Trump explained his refusal to pardon Snowden and Assange

Former U.S. President Donald Trump explained why he did not pardon former Central Intelligence Agency (CIA) employee Edward Snowden and WikiLeaks founder Julian Assange during his tenure as White House head.

He noted that the case “against a man who uncovered real corruption” caused him “strong feelings.” But the former U.S. leader chose not to press the investigation.

At the same time, Trump did not specify whether he was talking about Snowden or Assange.

“I could do that [pardon him], but I will say this – there are people with different points of view on this issue, on both sides of this case. And there are bad people on one side. And I’ve decided, let the court do its job,” he told The Daily Wire.

The actions of the other defendant have been called a “spy deal” by the former president.

In August 2020, then-U.S. President Donald Trump promised to review the Snowden case and consider pardoning him. In the end, however, the politician did not pardon Snowden. He, in turn, noted that he was not upset by what had happened.

In June 2013, former U.S. intelligence officer Edward Snowden gave classified material to The Guardian and The Washington Post with information about comprehensive surveillance in 60 countries of more than a billion people by the governments of 35 countries, about Internet surveillance programs for British and American intelligence officers, as well as about the U.S. surveillance of officials and citizens around the world.

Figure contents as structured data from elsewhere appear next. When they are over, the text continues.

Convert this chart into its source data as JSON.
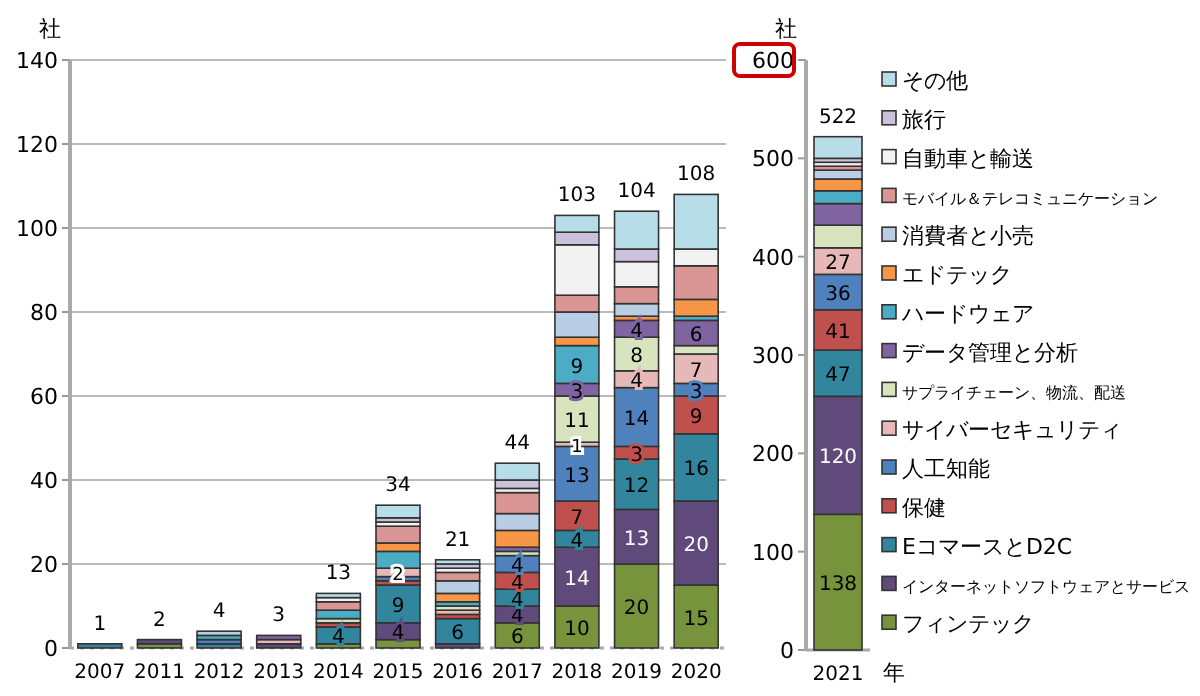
{
  "chart_data": [
    {
      "type": "bar",
      "stacked": true,
      "ylabel": "社",
      "categories": [
        "2007",
        "2011",
        "2012",
        "2013",
        "2014",
        "2015",
        "2016",
        "2017",
        "2018",
        "2019",
        "2020"
      ],
      "ylim": [
        0,
        140
      ],
      "yticks": [
        0,
        20,
        40,
        60,
        80,
        100,
        120,
        140
      ],
      "grid": "y",
      "totals": [
        "1",
        "2",
        "4",
        "3",
        "13",
        "34",
        "21",
        "44",
        "103",
        "104",
        "108"
      ],
      "series": [
        {
          "color": "#77933c",
          "values": [
            0,
            1,
            0,
            0,
            1,
            2,
            0,
            6,
            10,
            20,
            15
          ],
          "value_labels": [
            null,
            null,
            null,
            null,
            null,
            null,
            null,
            "6",
            "10",
            "20",
            "15"
          ]
        },
        {
          "color": "#604a7b",
          "values": [
            0,
            1,
            0,
            1,
            0,
            4,
            1,
            4,
            14,
            13,
            20
          ],
          "value_labels": [
            null,
            null,
            null,
            null,
            null,
            "4",
            null,
            "4",
            "14",
            "13",
            "20"
          ]
        },
        {
          "color": "#31859c",
          "values": [
            1,
            0,
            1,
            0,
            4,
            9,
            6,
            4,
            4,
            12,
            16
          ],
          "value_labels": [
            null,
            null,
            null,
            null,
            "4",
            "9",
            "6",
            "4",
            "4",
            "12",
            "16"
          ]
        },
        {
          "color": "#c0504d",
          "values": [
            0,
            0,
            0,
            0,
            1,
            1,
            1,
            4,
            7,
            3,
            9
          ],
          "value_labels": [
            null,
            null,
            null,
            null,
            null,
            null,
            null,
            "4",
            "7",
            "3",
            "9"
          ]
        },
        {
          "color": "#4f81bd",
          "values": [
            0,
            0,
            1,
            0,
            0,
            1,
            0,
            4,
            13,
            14,
            3
          ],
          "value_labels": [
            null,
            null,
            null,
            null,
            null,
            null,
            null,
            "4",
            "13",
            "14",
            "3"
          ]
        },
        {
          "color": "#e6b9b8",
          "values": [
            0,
            0,
            0,
            1,
            0,
            2,
            1,
            0,
            1,
            4,
            7
          ],
          "value_labels": [
            null,
            null,
            null,
            null,
            null,
            "2",
            null,
            null,
            "1",
            "4",
            "7"
          ]
        },
        {
          "color": "#d7e4bd",
          "values": [
            0,
            0,
            0,
            0,
            1,
            0,
            1,
            1,
            11,
            8,
            2
          ],
          "value_labels": [
            null,
            null,
            null,
            null,
            null,
            null,
            null,
            null,
            "11",
            "8",
            null
          ]
        },
        {
          "color": "#8064a2",
          "values": [
            0,
            0,
            0,
            1,
            0,
            0,
            0,
            1,
            3,
            4,
            6
          ],
          "value_labels": [
            null,
            null,
            null,
            null,
            null,
            null,
            null,
            null,
            "3",
            "4",
            "6"
          ]
        },
        {
          "color": "#4bacc6",
          "values": [
            0,
            0,
            1,
            0,
            2,
            4,
            1,
            0,
            9,
            0,
            1
          ],
          "value_labels": [
            null,
            null,
            null,
            null,
            null,
            null,
            null,
            null,
            "9",
            null,
            null
          ]
        },
        {
          "color": "#f79646",
          "values": [
            0,
            0,
            0,
            0,
            0,
            2,
            2,
            4,
            2,
            1,
            4
          ]
        },
        {
          "color": "#b9cde5",
          "values": [
            0,
            0,
            1,
            0,
            0,
            0,
            3,
            4,
            6,
            3,
            0
          ]
        },
        {
          "color": "#d99694",
          "values": [
            0,
            0,
            0,
            0,
            2,
            4,
            2,
            5,
            4,
            4,
            8
          ]
        },
        {
          "color": "#f2f2f2",
          "values": [
            0,
            0,
            0,
            0,
            1,
            1,
            1,
            1,
            12,
            6,
            4
          ]
        },
        {
          "color": "#ccc1da",
          "values": [
            0,
            0,
            0,
            0,
            0,
            1,
            1,
            2,
            3,
            3,
            0
          ]
        },
        {
          "color": "#b7dee8",
          "values": [
            0,
            0,
            0,
            0,
            1,
            3,
            1,
            4,
            4,
            9,
            13
          ]
        }
      ]
    },
    {
      "type": "bar",
      "stacked": true,
      "ylabel": "社",
      "xlabel": "年",
      "categories": [
        "2021"
      ],
      "ylim": [
        0,
        600
      ],
      "yticks": [
        0,
        100,
        200,
        300,
        400,
        500,
        600
      ],
      "grid": false,
      "legend": "right",
      "totals": [
        "522"
      ],
      "series": [
        {
          "name": "フィンテック",
          "color": "#77933c",
          "values": [
            138
          ],
          "value_labels": [
            "138"
          ]
        },
        {
          "name": "インターネットソフトウェアとサービス",
          "color": "#604a7b",
          "values": [
            120
          ],
          "value_labels": [
            "120"
          ]
        },
        {
          "name": "EコマースとD2C",
          "color": "#31859c",
          "values": [
            47
          ],
          "value_labels": [
            "47"
          ]
        },
        {
          "name": "保健",
          "color": "#c0504d",
          "values": [
            41
          ],
          "value_labels": [
            "41"
          ]
        },
        {
          "name": "人工知能",
          "color": "#4f81bd",
          "values": [
            36
          ],
          "value_labels": [
            "36"
          ]
        },
        {
          "name": "サイバーセキュリティ",
          "color": "#e6b9b8",
          "values": [
            27
          ],
          "value_labels": [
            "27"
          ]
        },
        {
          "name": "サプライチェーン、物流、配送",
          "color": "#d7e4bd",
          "values": [
            23
          ]
        },
        {
          "name": "データ管理と分析",
          "color": "#8064a2",
          "values": [
            22
          ]
        },
        {
          "name": "ハードウェア",
          "color": "#4bacc6",
          "values": [
            13
          ]
        },
        {
          "name": "エドテック",
          "color": "#f79646",
          "values": [
            12
          ]
        },
        {
          "name": "消費者と小売",
          "color": "#b9cde5",
          "values": [
            9
          ]
        },
        {
          "name": "モバイル＆テレコミュニケーション",
          "color": "#d99694",
          "values": [
            4
          ]
        },
        {
          "name": "自動車と輸送",
          "color": "#f2f2f2",
          "values": [
            4
          ]
        },
        {
          "name": "旅行",
          "color": "#ccc1da",
          "values": [
            4
          ]
        },
        {
          "name": "その他",
          "color": "#b7dee8",
          "values": [
            22
          ]
        }
      ]
    }
  ]
}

On December 10, the Court of Appeal in England and Wales overturned a ban on Assange’s extradition to the United States. The case will go back to the trial court, which had previously ruled that the man could not be extradited to the States because of the risk of his suicide. The court’s decision also stated that Assange must remain in custody.

The WikiLeaks founder is currently in UK custody. In 2019, Washington charged him with 18 counts, including violating the Espionage Act and conspiring to hack into a government computer. The journalist faces 175 years in prison in the U.S.